In keeping with our proud tradition of
peacekeeping, Ireland expects to make a substantial
contribution to the United Nations-mandated mission
to Chad and the Central African Republic to help aid
refugees and address the regional dimension of the
Darfur crisis.
All those who are party to the conflict must
commit to the political talks in Libya next month. I
welcome the Secretary-General’s establishment of a
trust fund to support these talks, and I pledge Ireland’s
support in that respect. If commitments are not fulfilled
and progress does not materialize, Ireland will support
further sanctions against non-cooperating parties.
I am particularly and gravely concerned at the
increasingly serious humanitarian situation in
Zimbabwe. The current Southern African Development
Community initiative, led by President Mbeki, offers
the best hope for progress and I would encourage all
those involved to redouble their efforts to agree on a
new political dispensation offering real political reform
and economic recovery for all Zimbabweans.
The situation in the Middle East is always high
on our agenda. There has been a collective
international failure to establish a credible political
process leading to a two-State solution. But today there
are possibilities for change. The outlines of a viable
settlement are clear to everyone, even if it will require
difficult and painful compromises. Ireland strongly
supports the dialogue between Prime Minister Olmert
and President Abbas. We are also encouraged by the
determination of the Arab States to pursue the historic
Arab Peace Initiative. We share the hope that the
international meeting now in preparation under
Secretary Rice’s leadership will indeed be serious and
substantive and set in train a transformation of the
political landscape and the lives of its people.
Ireland’s historic commitment to nuclear
disarmament and non-proliferation continues. We are
also active in seeking a comprehensive response to the
curse of cluster munitions, the appalling effects of
which are all too evident in Lebanon and elsewhere. As
a contribution to the collaborative effort launched in
Oslo last February, Ireland will host a diplomatic
conference in May 2008, which we hope will finalize
the first-ever international agreement on cluster
munitions.
The establishment of the Millennium
Development Goals (MDGs) spurred our efforts to
tackle poverty and its consequences. I greatly welcome
the Secretary-General’s establishment of the MDG
Africa Steering Group to lead a determined push to
achieve our targets for 2015.
Ireland is doing its part. We are currently
spending more than 0.5 per cent of our gross national
product on overseas development aid and will reach
0.7 per cent by 2012. We have substantially increased
our support to humanitarian relief operations and to
tackling HIV/AIDS.
But we know that more needs to be done. The
donor community is failing the test set by the MDGs.
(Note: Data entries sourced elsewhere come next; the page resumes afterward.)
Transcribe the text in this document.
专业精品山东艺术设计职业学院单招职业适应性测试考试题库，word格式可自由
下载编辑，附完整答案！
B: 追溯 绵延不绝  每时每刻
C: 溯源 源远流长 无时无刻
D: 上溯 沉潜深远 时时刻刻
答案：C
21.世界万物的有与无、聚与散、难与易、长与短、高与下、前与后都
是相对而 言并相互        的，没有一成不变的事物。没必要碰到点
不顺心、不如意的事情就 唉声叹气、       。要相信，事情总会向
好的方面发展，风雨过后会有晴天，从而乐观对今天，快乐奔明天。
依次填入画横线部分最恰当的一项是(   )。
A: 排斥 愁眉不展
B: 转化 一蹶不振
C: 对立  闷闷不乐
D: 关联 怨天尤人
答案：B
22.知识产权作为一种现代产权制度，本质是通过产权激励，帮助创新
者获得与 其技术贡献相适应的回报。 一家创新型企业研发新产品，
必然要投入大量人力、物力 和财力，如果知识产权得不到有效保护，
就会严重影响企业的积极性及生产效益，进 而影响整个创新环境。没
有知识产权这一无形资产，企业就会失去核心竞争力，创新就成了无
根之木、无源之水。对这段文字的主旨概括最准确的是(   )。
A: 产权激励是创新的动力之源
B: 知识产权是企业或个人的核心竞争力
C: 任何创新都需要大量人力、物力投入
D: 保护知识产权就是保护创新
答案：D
Overseas aid has fallen by 5 per cent in real terms. It is
not acceptable in today’s world that there are still 980
million people living in abject poverty, that half of the
developing world has no access to basic sanitation or
that half a million women will die in pregnancy or
childbirth each year. Perhaps the most damning fact is
that one in seven people on this Earth today do not get
enough food to eat to have a healthy and productive
life. That figure jumps to one in four in sub-Saharan
Africa.
To help meet that most basic of challenges,
Ireland has established a Hunger Task Force to
examine the root causes of that enduring source of
misery, disease and death. It will help us contribute to
the MDG goal of halving hunger and poverty. I am
delighted that the experts on the Hunger Task Force
include Jeffrey Sachs, the Special Adviser to the
Secretary-General on the MDGs.
Ireland will maintain and increase its
commitment to the work of the United Nations in the
fields of peace and security, development and human
rights. There is no mystery to the challenges facing us,
even if they are formidable. Our generation is uniquely
equipped to know what it will take to deal with them.
We have the scientific knowledge, the experience, the
resources and, through this Organization, the
mechanism for cooperation to rise to these challenges.
We must summon sufficient wisdom and will to do so.